Ein weiteres russisches Bademodenmodel das durch die Sports Illustrated Swimsuit Issue bekannt wurde ist Anne Vyalitsyna. Sie hat etwas geschafft, was kaum einem anderem Model gelingen dürfte: Sie war fünf Jahre in Folge in der Sports Illustrated zu bewundern. Das Alles begann als IMG sie im Alter von 15 Jahren bei einem Casting in St. Petersburg für die Show Fashionably Loud Europe entdeckte. Seitdem steht sie bei IMG unter Vertrag. Innerhalb von nur 6 Monaten erschien sie in den Magazinen Anna Molinari, Chloé und Sportmax bevor sie später für zahlreiche Designer wie Versace lief und in Kampagnen für Firmen wie DKNY, Dolce & Gabbana, Escada und Chanel mitwirkte. In dem Musikvideo "Out Is Through" von Alanis Morissette wirkte sie genauso mit wie in Shootings mit berühmten Fotografen. Damit ist sie eines der erfolgreichsten Bademodemodels der Welt.

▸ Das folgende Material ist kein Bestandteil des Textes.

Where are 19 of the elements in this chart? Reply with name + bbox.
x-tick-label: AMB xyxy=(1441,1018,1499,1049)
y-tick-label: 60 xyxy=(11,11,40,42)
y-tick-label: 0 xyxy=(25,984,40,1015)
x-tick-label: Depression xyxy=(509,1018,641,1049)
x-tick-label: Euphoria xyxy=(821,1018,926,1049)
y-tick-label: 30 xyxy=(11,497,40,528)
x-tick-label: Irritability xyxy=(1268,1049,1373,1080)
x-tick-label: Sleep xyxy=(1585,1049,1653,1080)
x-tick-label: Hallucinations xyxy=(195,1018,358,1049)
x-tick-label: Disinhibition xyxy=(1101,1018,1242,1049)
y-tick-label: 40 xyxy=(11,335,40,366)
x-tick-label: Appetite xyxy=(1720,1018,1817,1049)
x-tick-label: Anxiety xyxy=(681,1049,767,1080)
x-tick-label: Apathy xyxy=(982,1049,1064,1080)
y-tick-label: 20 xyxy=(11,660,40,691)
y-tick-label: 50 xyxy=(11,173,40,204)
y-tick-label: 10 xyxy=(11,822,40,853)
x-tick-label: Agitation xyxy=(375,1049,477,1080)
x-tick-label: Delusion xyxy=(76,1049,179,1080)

Dem angeborenem Sprachfehler zum Trotz befindet sich die Karriere der Hilary Duff momentan auf einem Allzeithoch: Nach ihren frühen Werken wie in dem Film Casper trifft Wendy und der Serie Lizzie McGuire spielte sie in zahlreichen Filmen mit, gewann nebenbei mit ihrem Song So Yesterday gleich viermal die Schallplatte aus Platin. Im Moment arbeitet die Zweiundzwanzigjährige an dem Filmremake von Bonnie und Clyde, an der Buchverfilmung von Provinces of Night und seit längerem an ihrem neuen Album. Seit 2007 hat die Texanerin zudem einen Vertrag bei  2007 einen Modelvertrag bei IMG Models und zählt heute zu den bestverdienenden Jungschauspielerinnen – laut Forbes ist sie direkt nach Emma Watson die in den Harry Potter – Filmen die Hermine Granger spielt die Nummer Acht in dieser Kategorie.

Ausgerechnet in einem McDonald’s wurde das brasilianische Topmodel deutscher Abstammung Gisele Bündchen entdeckt. Damals wurde der Chef der Modelagentur Elite in dem Fast Food – Restaurant in São Paulo auf sie aufmerksam weshalb er sie wenige Monate später zum Elite Model Look – Wettbewerb in Paris einlud – den sie auf Anhieb gewann. Zu dem Zeitpunkt war sie 15 Jahre alt. Im Jahr 1997 – 2 Jahre nachdem sie den Wettbewerb in Paris gewonnen hatte – wurde sie dann für den Pirelli-Kalender abgelichtet und 1998 ging ihre Karriere richtig los als sie mit elf Coverfotos, 60 zahlreichen Shootings für etablierte Magazine, 150 Auftritten auf Modenschauen und zehn Werbekampagnen die Modelwelt so beeindrucken konnte, dass sie 1999 zum „Model of the year“ gekürt wurde. Bald darauf erlangte sie durch Victoria's Secret für die sie Modeschauen und Werbekampagnen mitmachte weltweite Popularität, bevor sie die Zusammenarbeit 2007 aufgrund überhöhter Gagenforderungen seitens Bündchen beendeten. Daraufhin kam sie mit Tom Brady zusammen und heiratete ihn schließlich und nachdem das bestbezahlte Model der Welt noch mit Kate Moss für Versace gearbeitet hatte wird sie nun bald Mutter werden. Wenn die 1 Meter 80 große Gisele nicht gerade Schwanger ist erreicht sie die nahezu perfekten Maße von 91-60-89.